3. Move Beyond Traditional IT Outsourcing
Outsourcing can seem like a hackneyed topic in the financial industry. But it still is a major part of the global financial scene, according Bill Huber, partner at Stamford, Conn.-based Information Services Group (ISG), an independent sourcing data and advisory firm. "We continue to see companies looking for ways to restructure for long-term competitiveness, especially in finding ways to reduce their cost structure while retaining core capabilities," he says.
At the beginning of 2012, ISG released the 2Q11 Global TPI Index, which measures commercial outsourcing contracts around the world valued at $25 million or more. Overall, the index reveals that 2011 was the busiest year ever in terms of outsourcing contracts. It also indicates that the financial services sector signed more large outsourcing deals in 2011 than ever before. Yet, Huber contends, "Talented leadership that can lead and manage transformational outsourcing arrangements remains a relatively rare commodity."

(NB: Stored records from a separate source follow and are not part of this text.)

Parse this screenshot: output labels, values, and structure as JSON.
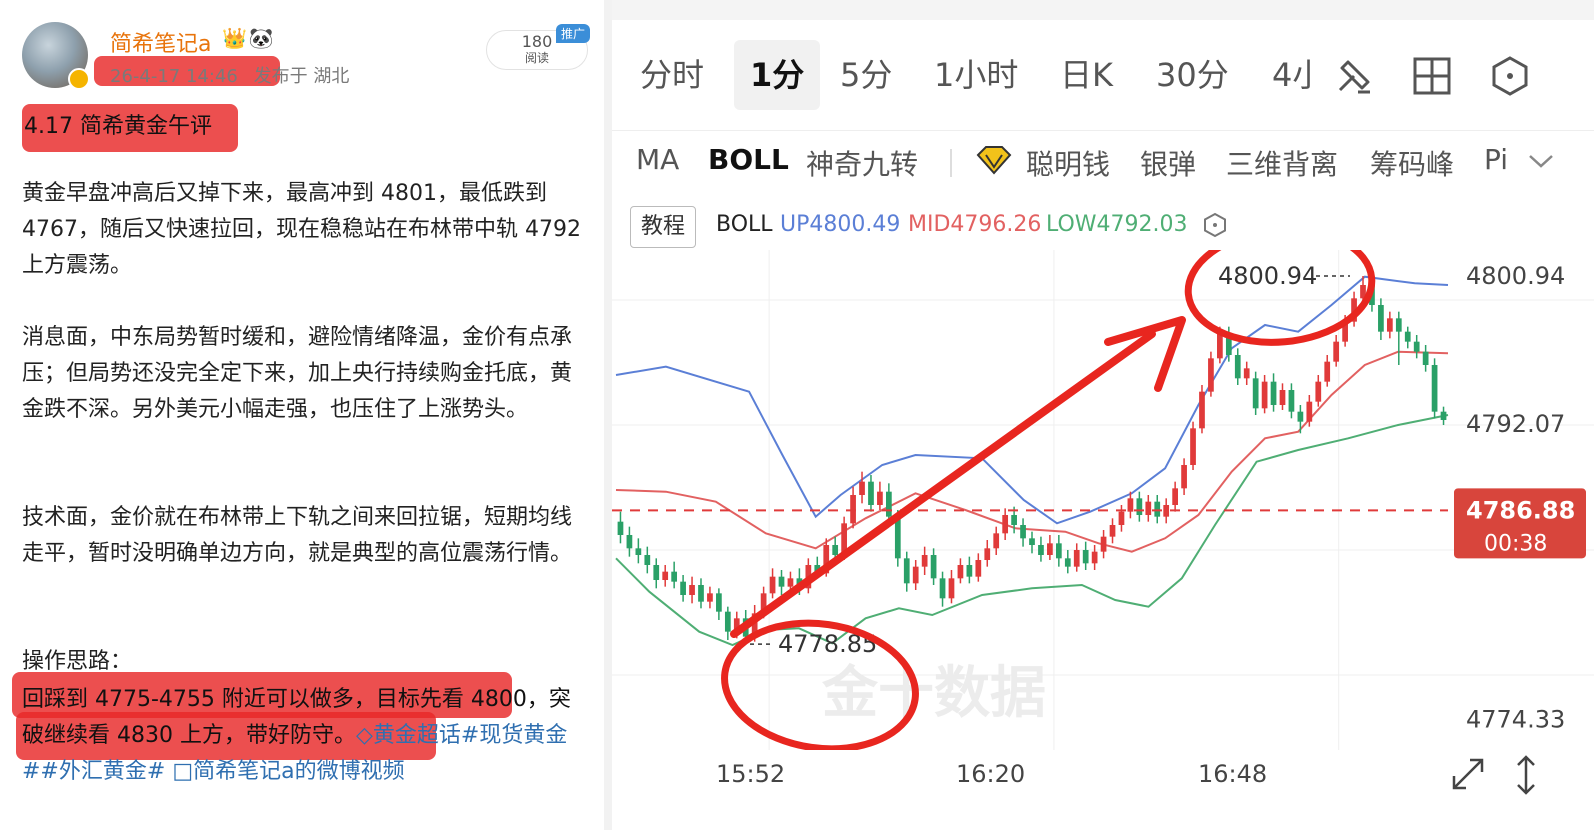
{
  "post": {
    "username": "简希笔记a",
    "name_icons": "👑🐼",
    "timestamp": "26-4-17 14:46",
    "location": "发布于 湖北",
    "read_count": "180",
    "read_label": "阅读",
    "promo_tag": "推广",
    "title": "4.17 简希黄金午评",
    "paragraphs": [
      "黄金早盘冲高后又掉下来，最高冲到 4801，最低跌到 4767，随后又快速拉回，现在稳稳站在布林带中轨 4792 上方震荡。",
      "消息面，中东局势暂时缓和，避险情绪降温，金价有点承压；但局势还没完全定下来，加上央行持续购金托底，黄金跌不深。另外美元小幅走强，也压住了上涨势头。",
      "技术面，金价就在布林带上下轨之间来回拉锯，短期均线走平，暂时没明确单边方向，就是典型的高位震荡行情。"
    ],
    "ops_heading": "操作思路：",
    "ops_text": "回踩到 4775-4755 附近可以做多，目标先看 4800，突破继续看 4830 上方，带好防守。",
    "topic_link": "◇黄金超话",
    "hashtags": "#现货黄金##外汇黄金#",
    "video_link": "□简希笔记a的微博视频"
  },
  "chart_app": {
    "period_tabs": [
      "分时",
      "1分",
      "5分",
      "1小时",
      "日K",
      "30分",
      "4小"
    ],
    "active_tab": "1分",
    "toolbar_icons": [
      "draw-line-icon",
      "layout-grid-icon",
      "settings-hex-icon"
    ],
    "indicators": [
      "MA",
      "BOLL",
      "神奇九转",
      "聪明钱",
      "银弹",
      "三维背离",
      "筹码峰",
      "Pi"
    ],
    "active_indicator": "BOLL",
    "tutorial_label": "教程",
    "boll_name": "BOLL",
    "boll_up": "UP4800.49",
    "boll_mid": "MID4796.26",
    "boll_low": "LOW4792.03",
    "colors": {
      "up": "#5b7fd6",
      "mid": "#e26161",
      "low": "#4fae74",
      "rise": "#e03a3a",
      "fall": "#2aa067",
      "annotation": "#e8261f"
    }
  },
  "chart_data": {
    "type": "candlestick",
    "x_ticks": [
      "15:52",
      "16:20",
      "16:48"
    ],
    "y_ticks": [
      "4800.94",
      "4792.07",
      "4774.33"
    ],
    "ylim": [
      4772.5,
      4802.5
    ],
    "current_price": "4786.88",
    "countdown": "00:38",
    "high_annotation": "4800.94",
    "low_annotation": "4778.85",
    "high_value": 4800.94,
    "low_value": 4778.85,
    "current_value": 4786.88,
    "watermark": "金十数据",
    "candles": [
      [
        4786.2,
        4785.4,
        4786.8,
        4784.9
      ],
      [
        4785.4,
        4784.6,
        4785.9,
        4784.1
      ],
      [
        4784.6,
        4784.2,
        4785.2,
        4783.7
      ],
      [
        4784.2,
        4783.6,
        4784.7,
        4783.1
      ],
      [
        4783.6,
        4782.7,
        4784.0,
        4782.2
      ],
      [
        4782.7,
        4783.2,
        4783.6,
        4782.3
      ],
      [
        4783.2,
        4782.6,
        4783.8,
        4782.2
      ],
      [
        4782.6,
        4781.8,
        4783.0,
        4781.4
      ],
      [
        4781.8,
        4782.4,
        4782.9,
        4781.3
      ],
      [
        4782.4,
        4781.4,
        4782.8,
        4781.0
      ],
      [
        4781.4,
        4781.9,
        4782.3,
        4781.0
      ],
      [
        4781.9,
        4780.8,
        4782.2,
        4780.3
      ],
      [
        4780.8,
        4779.6,
        4781.1,
        4779.1
      ],
      [
        4779.6,
        4780.4,
        4780.8,
        4779.2
      ],
      [
        4780.4,
        4779.3,
        4780.9,
        4779.0
      ],
      [
        4779.3,
        4780.7,
        4781.2,
        4779.0
      ],
      [
        4780.7,
        4781.9,
        4782.3,
        4780.4
      ],
      [
        4781.9,
        4782.9,
        4783.4,
        4781.6
      ],
      [
        4782.9,
        4782.3,
        4783.3,
        4781.8
      ],
      [
        4782.3,
        4782.8,
        4783.2,
        4781.9
      ],
      [
        4782.8,
        4782.2,
        4783.4,
        4781.8
      ],
      [
        4782.2,
        4783.6,
        4784.0,
        4781.9
      ],
      [
        4783.6,
        4783.1,
        4784.1,
        4782.8
      ],
      [
        4783.1,
        4784.8,
        4785.2,
        4782.9
      ],
      [
        4784.8,
        4784.2,
        4785.3,
        4783.8
      ],
      [
        4784.2,
        4786.1,
        4786.5,
        4783.9
      ],
      [
        4786.1,
        4787.8,
        4788.3,
        4785.8
      ],
      [
        4787.8,
        4788.6,
        4789.2,
        4787.3
      ],
      [
        4788.6,
        4787.2,
        4789.0,
        4786.8
      ],
      [
        4787.2,
        4788.0,
        4788.6,
        4786.9
      ],
      [
        4788.0,
        4786.5,
        4788.5,
        4786.1
      ],
      [
        4786.5,
        4784.0,
        4786.9,
        4783.5
      ],
      [
        4784.0,
        4782.5,
        4784.4,
        4782.0
      ],
      [
        4782.5,
        4783.5,
        4783.9,
        4782.1
      ],
      [
        4783.5,
        4784.2,
        4784.7,
        4783.0
      ],
      [
        4784.2,
        4782.8,
        4784.6,
        4782.4
      ],
      [
        4782.8,
        4781.6,
        4783.2,
        4781.1
      ],
      [
        4781.6,
        4782.8,
        4783.3,
        4781.3
      ],
      [
        4782.8,
        4783.6,
        4784.0,
        4782.5
      ],
      [
        4783.6,
        4782.9,
        4784.1,
        4782.5
      ],
      [
        4782.9,
        4783.9,
        4784.3,
        4782.6
      ],
      [
        4783.9,
        4784.6,
        4785.1,
        4783.5
      ],
      [
        4784.6,
        4785.5,
        4785.9,
        4784.2
      ],
      [
        4785.5,
        4786.6,
        4787.0,
        4785.1
      ],
      [
        4786.6,
        4786.0,
        4787.1,
        4785.5
      ],
      [
        4786.0,
        4785.2,
        4786.4,
        4784.7
      ],
      [
        4785.2,
        4784.8,
        4785.6,
        4784.3
      ],
      [
        4784.8,
        4784.2,
        4785.3,
        4783.8
      ],
      [
        4784.2,
        4784.9,
        4785.4,
        4783.9
      ],
      [
        4784.9,
        4784.0,
        4785.4,
        4783.5
      ],
      [
        4784.0,
        4783.5,
        4784.5,
        4783.1
      ],
      [
        4783.5,
        4784.5,
        4784.9,
        4783.2
      ],
      [
        4784.5,
        4783.7,
        4785.0,
        4783.3
      ],
      [
        4783.7,
        4784.4,
        4784.8,
        4783.3
      ],
      [
        4784.4,
        4785.3,
        4785.7,
        4784.0
      ],
      [
        4785.3,
        4786.0,
        4786.4,
        4784.9
      ],
      [
        4786.0,
        4786.8,
        4787.2,
        4785.6
      ],
      [
        4786.8,
        4787.6,
        4788.0,
        4786.4
      ],
      [
        4787.6,
        4786.6,
        4788.0,
        4786.2
      ],
      [
        4786.6,
        4787.4,
        4787.8,
        4786.2
      ],
      [
        4787.4,
        4786.5,
        4787.8,
        4786.1
      ],
      [
        4786.5,
        4787.2,
        4787.6,
        4786.1
      ],
      [
        4787.2,
        4788.2,
        4788.6,
        4786.8
      ],
      [
        4788.2,
        4789.6,
        4790.0,
        4787.8
      ],
      [
        4789.6,
        4791.8,
        4792.2,
        4789.3
      ],
      [
        4791.8,
        4794.0,
        4794.4,
        4791.5
      ],
      [
        4794.0,
        4796.0,
        4796.4,
        4793.7
      ],
      [
        4796.0,
        4797.5,
        4797.9,
        4795.7
      ],
      [
        4797.5,
        4796.2,
        4797.9,
        4795.8
      ],
      [
        4796.2,
        4794.8,
        4796.6,
        4794.4
      ],
      [
        4794.8,
        4795.4,
        4795.8,
        4794.4
      ],
      [
        4794.8,
        4793.0,
        4795.2,
        4792.6
      ],
      [
        4793.0,
        4794.6,
        4795.0,
        4792.7
      ],
      [
        4794.6,
        4793.2,
        4795.1,
        4792.8
      ],
      [
        4793.2,
        4794.1,
        4794.5,
        4792.9
      ],
      [
        4794.1,
        4792.8,
        4794.5,
        4792.4
      ],
      [
        4792.8,
        4792.2,
        4793.2,
        4791.5
      ],
      [
        4792.2,
        4793.4,
        4793.8,
        4791.9
      ],
      [
        4793.4,
        4794.6,
        4795.0,
        4793.1
      ],
      [
        4794.6,
        4795.8,
        4796.2,
        4794.3
      ],
      [
        4795.8,
        4797.0,
        4797.4,
        4795.5
      ],
      [
        4797.0,
        4798.2,
        4798.6,
        4796.7
      ],
      [
        4798.2,
        4799.6,
        4800.0,
        4797.9
      ],
      [
        4799.6,
        4800.4,
        4800.94,
        4799.3
      ],
      [
        4800.4,
        4799.2,
        4800.8,
        4798.8
      ],
      [
        4799.2,
        4797.6,
        4799.6,
        4797.1
      ],
      [
        4797.6,
        4798.4,
        4798.8,
        4797.2
      ],
      [
        4798.4,
        4797.6,
        4798.8,
        4795.6
      ],
      [
        4797.6,
        4797.0,
        4797.9,
        4796.6
      ],
      [
        4797.0,
        4796.4,
        4797.4,
        4796.0
      ],
      [
        4796.4,
        4795.6,
        4796.8,
        4795.2
      ],
      [
        4795.6,
        4792.8,
        4796.0,
        4792.4
      ],
      [
        4792.8,
        4792.3,
        4793.1,
        4792.0
      ]
    ],
    "boll_up": [
      [
        0,
        4795.0
      ],
      [
        0.06,
        4795.5
      ],
      [
        0.16,
        4794.0
      ],
      [
        0.2,
        4790.2
      ],
      [
        0.24,
        4786.5
      ],
      [
        0.27,
        4787.8
      ],
      [
        0.32,
        4789.6
      ],
      [
        0.36,
        4790.2
      ],
      [
        0.44,
        4790.0
      ],
      [
        0.49,
        4787.5
      ],
      [
        0.53,
        4786.1
      ],
      [
        0.57,
        4786.8
      ],
      [
        0.62,
        4787.9
      ],
      [
        0.66,
        4789.4
      ],
      [
        0.7,
        4793.2
      ],
      [
        0.74,
        4796.6
      ],
      [
        0.78,
        4798.0
      ],
      [
        0.82,
        4797.6
      ],
      [
        0.86,
        4799.2
      ],
      [
        0.9,
        4800.9
      ],
      [
        0.96,
        4800.5
      ],
      [
        1.0,
        4800.4
      ]
    ],
    "boll_mid": [
      [
        0,
        4788.1
      ],
      [
        0.06,
        4788.0
      ],
      [
        0.12,
        4787.4
      ],
      [
        0.18,
        4785.5
      ],
      [
        0.24,
        4784.6
      ],
      [
        0.3,
        4786.4
      ],
      [
        0.36,
        4787.9
      ],
      [
        0.42,
        4786.9
      ],
      [
        0.48,
        4785.8
      ],
      [
        0.54,
        4785.6
      ],
      [
        0.58,
        4784.9
      ],
      [
        0.62,
        4784.4
      ],
      [
        0.66,
        4785.2
      ],
      [
        0.7,
        4786.6
      ],
      [
        0.74,
        4789.2
      ],
      [
        0.78,
        4791.2
      ],
      [
        0.82,
        4791.6
      ],
      [
        0.86,
        4793.8
      ],
      [
        0.9,
        4795.6
      ],
      [
        0.94,
        4796.4
      ],
      [
        1.0,
        4796.3
      ]
    ],
    "boll_low": [
      [
        0,
        4784.0
      ],
      [
        0.04,
        4782.0
      ],
      [
        0.1,
        4779.6
      ],
      [
        0.14,
        4778.8
      ],
      [
        0.18,
        4779.7
      ],
      [
        0.22,
        4779.8
      ],
      [
        0.26,
        4778.9
      ],
      [
        0.3,
        4780.4
      ],
      [
        0.34,
        4781.0
      ],
      [
        0.38,
        4780.6
      ],
      [
        0.44,
        4781.8
      ],
      [
        0.5,
        4782.2
      ],
      [
        0.56,
        4782.4
      ],
      [
        0.6,
        4781.5
      ],
      [
        0.64,
        4781.1
      ],
      [
        0.68,
        4782.8
      ],
      [
        0.72,
        4786.0
      ],
      [
        0.77,
        4789.8
      ],
      [
        0.82,
        4790.5
      ],
      [
        0.88,
        4791.2
      ],
      [
        0.94,
        4792.0
      ],
      [
        1.0,
        4792.6
      ]
    ]
  }
}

It's that type of transformational outsourcing -- building strategies that go beyond cutting costs and into business outcomes -- that can give banks a competitive advantage, says IBM's Wagle. In some cases, he notes, successful global banks are taking advantage of outsourcing to develop their own in-house talent. "Banks are realizing that it's impossible for them to be world-class from a customer service and process perspective if they don't have a world-class in-house team," he says. "So banks are now looking at contracts that will infuse talent into banks."
This approach is different from traditional outsourcing or even consulting because it's geared toward improving in-house capabilities over a relatively short period of time. For example, "IBM personnel take leadership roles on various projects and programs at an institution for a two- to three-year period," explains Wagle. Over time, the IBM staff transfers knowledge, techniques and processes to the bank's staff, he says. "By the end of that period the responsibility shifts to the client, and the client is completely self-sustainable."
Citing similar reasoning, Wells Fargo's Holroyde says traditional outsourcing is "not fundamental" to the bank's global strategy. Although he acknowledges that banks must rely on third-party vendors when they're bringing in something new, he says they should not look at the process as offloading work, but as an integrated effort to bring in something new that adds value for the customer.
"I think of us as doing integrated delivery with partners that we determine help us advance delivery to the client," Holroyde comments. "We recognize a leader in a market and spend an effort integrating with them so that clients can get a consistent experience while we add value behind the scenes."
Holroyde also cautions that heavy BPO can interfere with customer experience. In terms of IT outsourcing, he notes, Wells Fargo has a "build" rather than "buy" attitude. "We really try to build talent there instead of relying on other talent. We get high-caliber IT folks and invest in them," he says. "Otherwise, IT operations can become too separate from business operations."
BBVA's Olalla says he still views business process or operations outsourcing as "one of the tools that help us compete on a global level." However, the bank is careful about the approach, focusing its outsourcing efforts on one layer of the bank's horizontal model that's based on activities instead of business products.
"The top layer helps the model evolve, the middle manages the processes and the bottom, which we have outsourced, executes the operations," Olalla explains. "Our goal is to keep the most valuable activities in-house, like the top layer that is focused on evolving the model. The combination brings BBVA speed and flexibility in addition to cost savings."